Are tax cuts. Which are the subject of the cited page. Which always sound good, don't they? Except when we don't cut spending, which rarely happens and we are running on ever-increasing budget deficits.
Most of the Western world sees interest rates on debt a swelling spending item which in many places comes in as top tier items, right after health and education and the like.
It's easy, in Canada, to see a provincial or federal politician getting elected on a promise to cut taxes. It's also easy to envision how negative that would be in the long term when coupled to existing budget deficits and debt loads.
All the easier from observing the effects of the One Big Beautiful Bill in our southern neighbors.
Cutting taxes, when done irresponsibly, without cutting spending, is the best way for a politician to buy themselves popularity while kicking the can down the road to future generations. In fact, high taxes now are probably a sign people chose the easy way a few decades back.
This is also an indictment of press coverage, readership and electorate expectations.
There is a real tension in democracies between campaigning - a popularity contest and governing - calling for good management. In the past policy promises would be scrutinized by the press during campaigning, but now focus for much of it is on identity politics, because... that's what the readership longs to read. Few could be bothered to figure out if Mamdani's spending promises were fiscally doable. Or if campaign-Trump's tariff ideas made any sense (those promises might have been better shelved).

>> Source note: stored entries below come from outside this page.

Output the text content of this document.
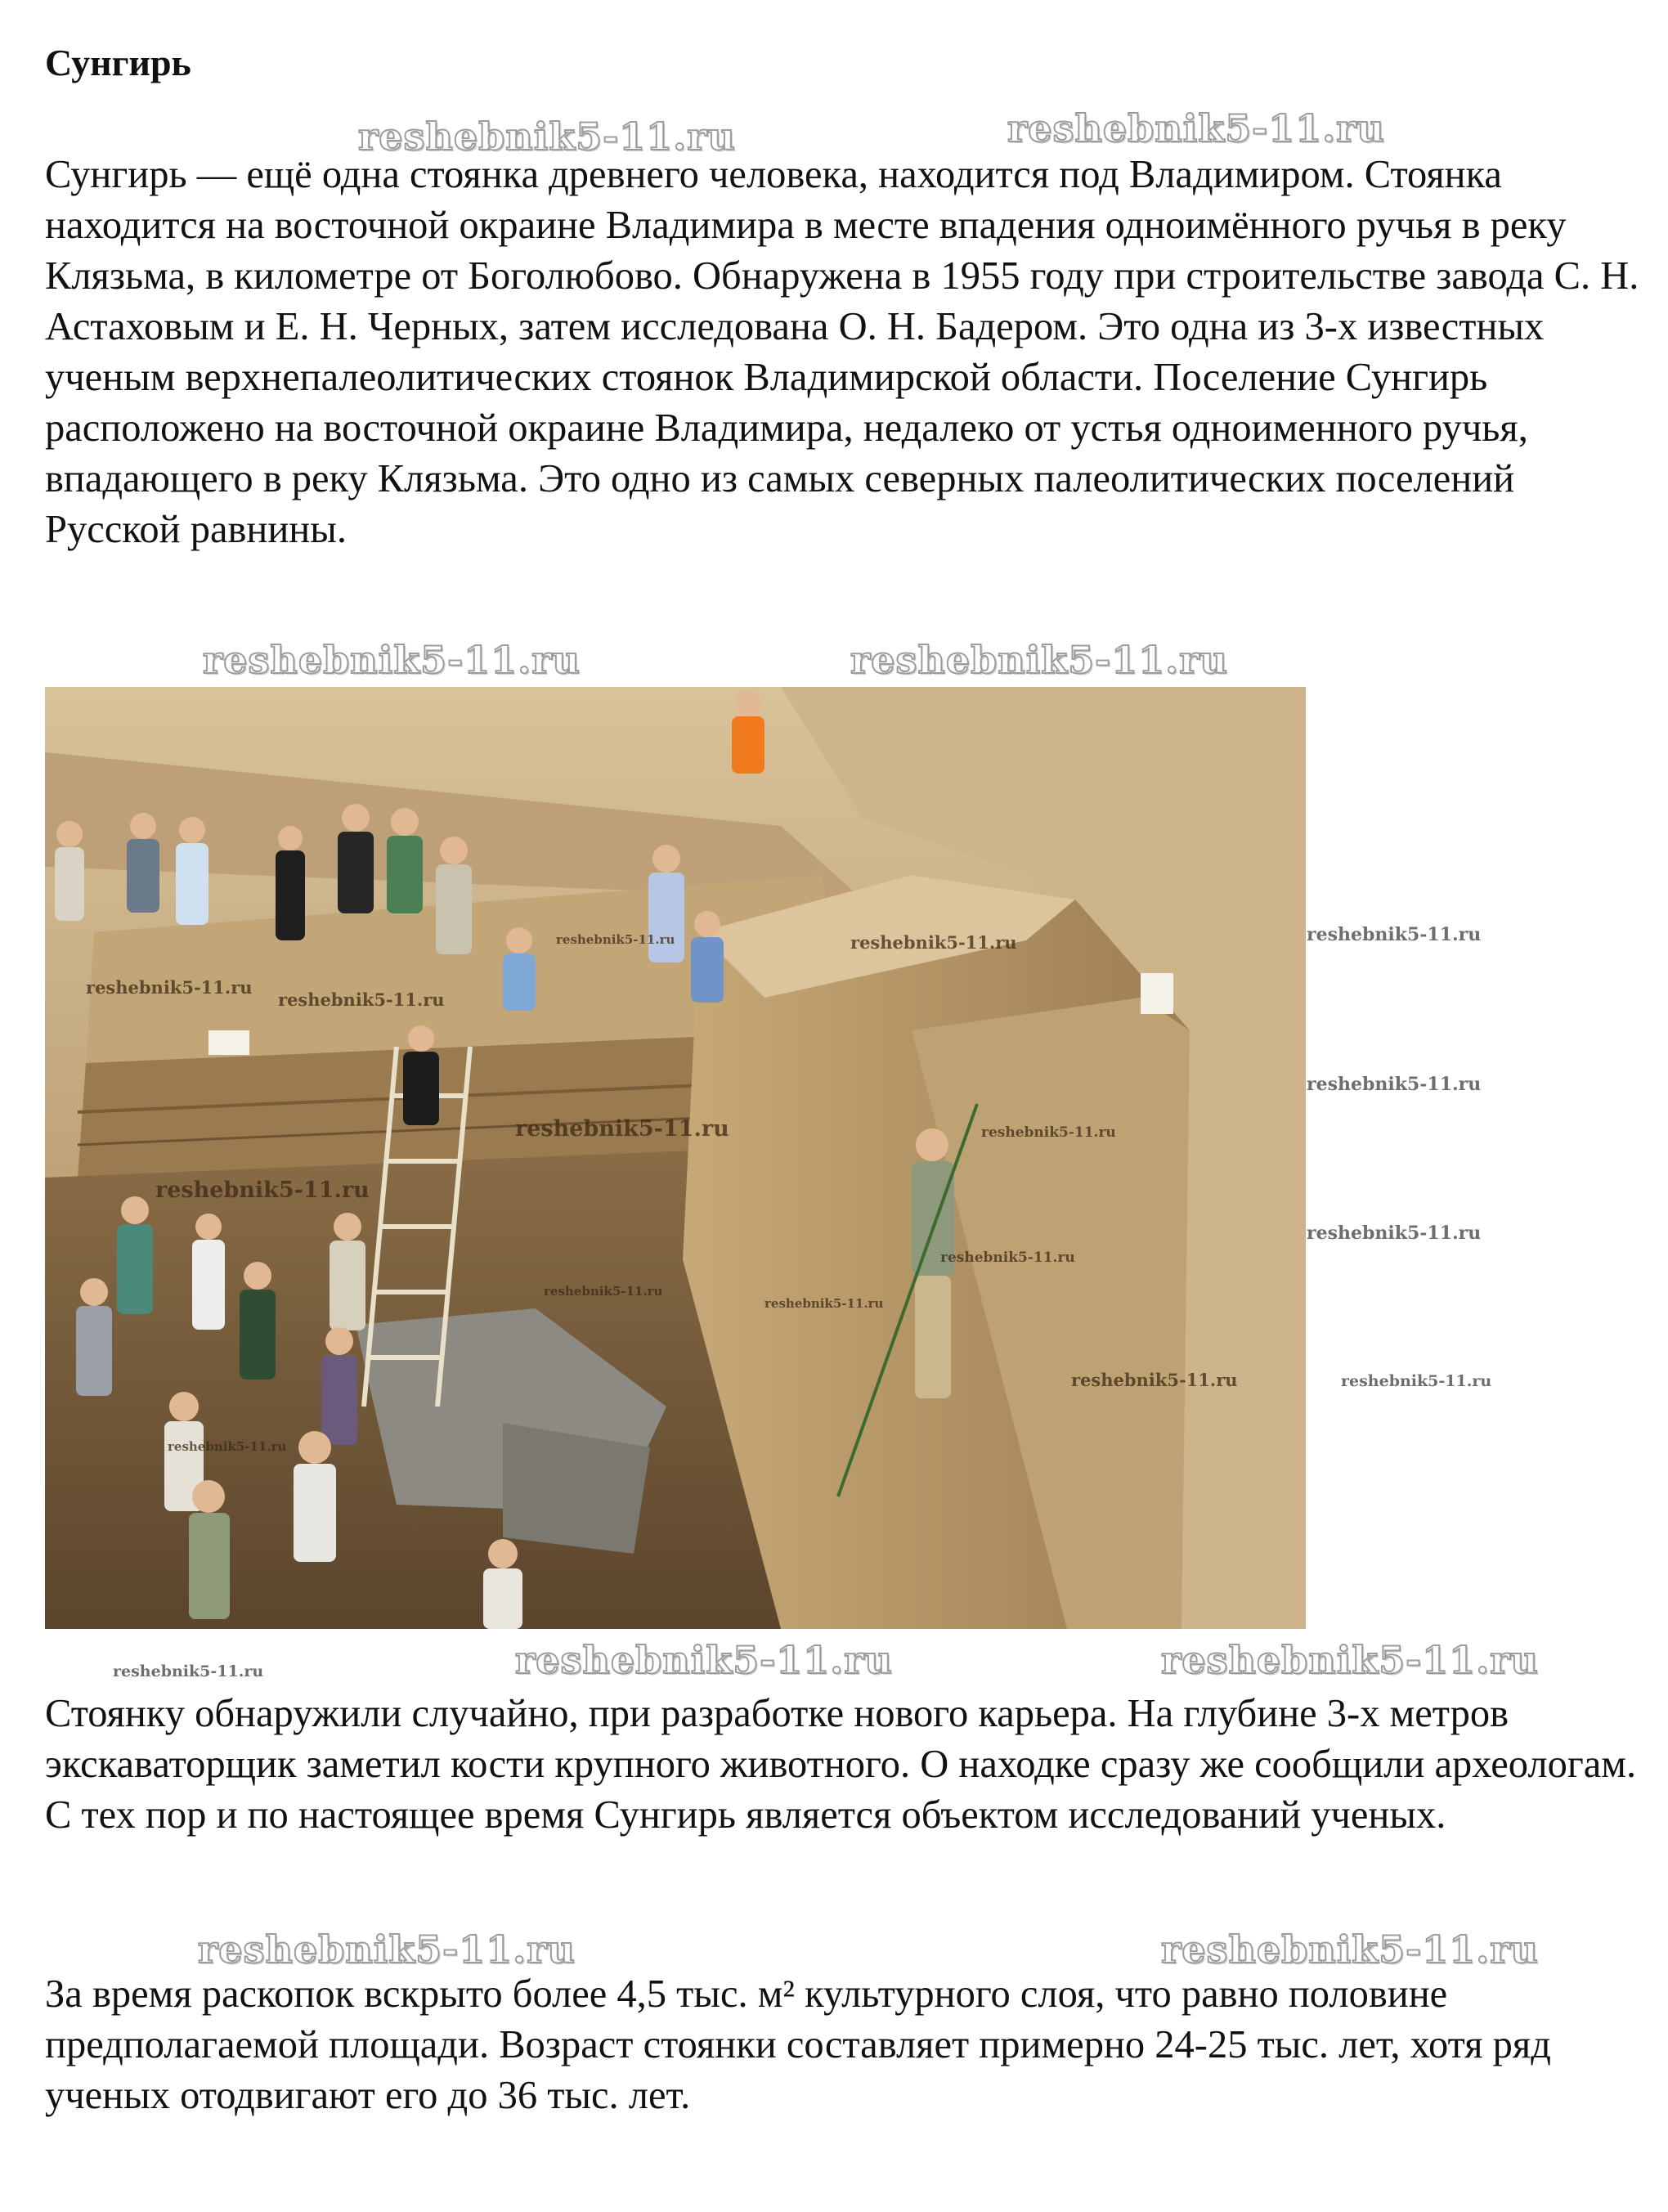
Сунгирь
reshebnik5-11.ru	reshebnik5-11.ru

Сунгирь — ещё одна стоянка древнего человека, находится под Владимиром. Стоянка находится на восточной окраине Владимира в месте впадения одноимённого ручья в реку Клязьма, в километре от Боголюбово. Обнаружена в 1955 году при строительстве завода С. Н. Астаховым и Е. Н. Черных, затем исследована О. Н. Бадером. Это одна из 3-х известных ученым верхнепалеолитических стоянок Владимирской области. Поселение Сунгирь расположено на восточной окраине Владимира, недалеко от устья одноименного ручья, впадающего в реку Клязьма. Это одно из самых северных палеолитических поселений Русской равнины.

reshebnik5-11.ru	reshebnik5-11.ru
reshebnik5-11.ru	reshebnik5-11.ru
reshebnik5-11.ru
reshebnik5-11.ru
reshebnik5-11.ru	reshebnik5-11.ru
reshebnik5-11.ru
reshebnik5-11.ru
reshebnik5-11.ru
reshebnik5-11.ru
reshebnik5-11.ru
reshebnik5-11.ru
reshebnik5-11.ru
reshebnik5-11.ru
reshebnik5-11.ru
reshebnik5-11.ru
reshebnik5-11.ru	reshebnik5-11.ru	reshebnik5-11.ru

Стоянку обнаружили случайно, при разработке нового карьера. На глубине 3-х метров экскаваторщик заметил кости крупного животного. О находке сразу же сообщили археологам. С тех пор и по настоящее время Сунгирь является объектом исследований ученых.

reshebnik5-11.ru	reshebnik5-11.ru

За время раскопок вскрыто более 4,5 тыс. м² культурного слоя, что равно половине предполагаемой площади. Возраст стоянки составляет примерно 24-25 тыс. лет, хотя ряд ученых отодвигают его до 36 тыс. лет.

No, most of the energy is spent on shooting down the opposition, while lauding one's chosen candidate without looking too closely at how their sausage is being made.
So once the rubber hits the road during the governing part, often stupid ideas get quietly shelved and that is not necessarily a bad thing.
As the cited judge says...
Punish that party comes next election. And since Canadians often look at US actions, there is the "read my lips" precedent to take inspiration from: having been elected on a no-new-taxes platform, Bush Sr. resoundingly lost his reelection bid after breaking that pledge.
p.s. I am certainly not pro high taxation. What I am pro is spending within our means.
p.p.s. If a politician wanted to deposit a bond of their own money into escrow and use that as campaigning tool, I don't see why that should not be allowed. But it should not be a requirement. And consider this: such a system would penalize politicians who are not already wealthy.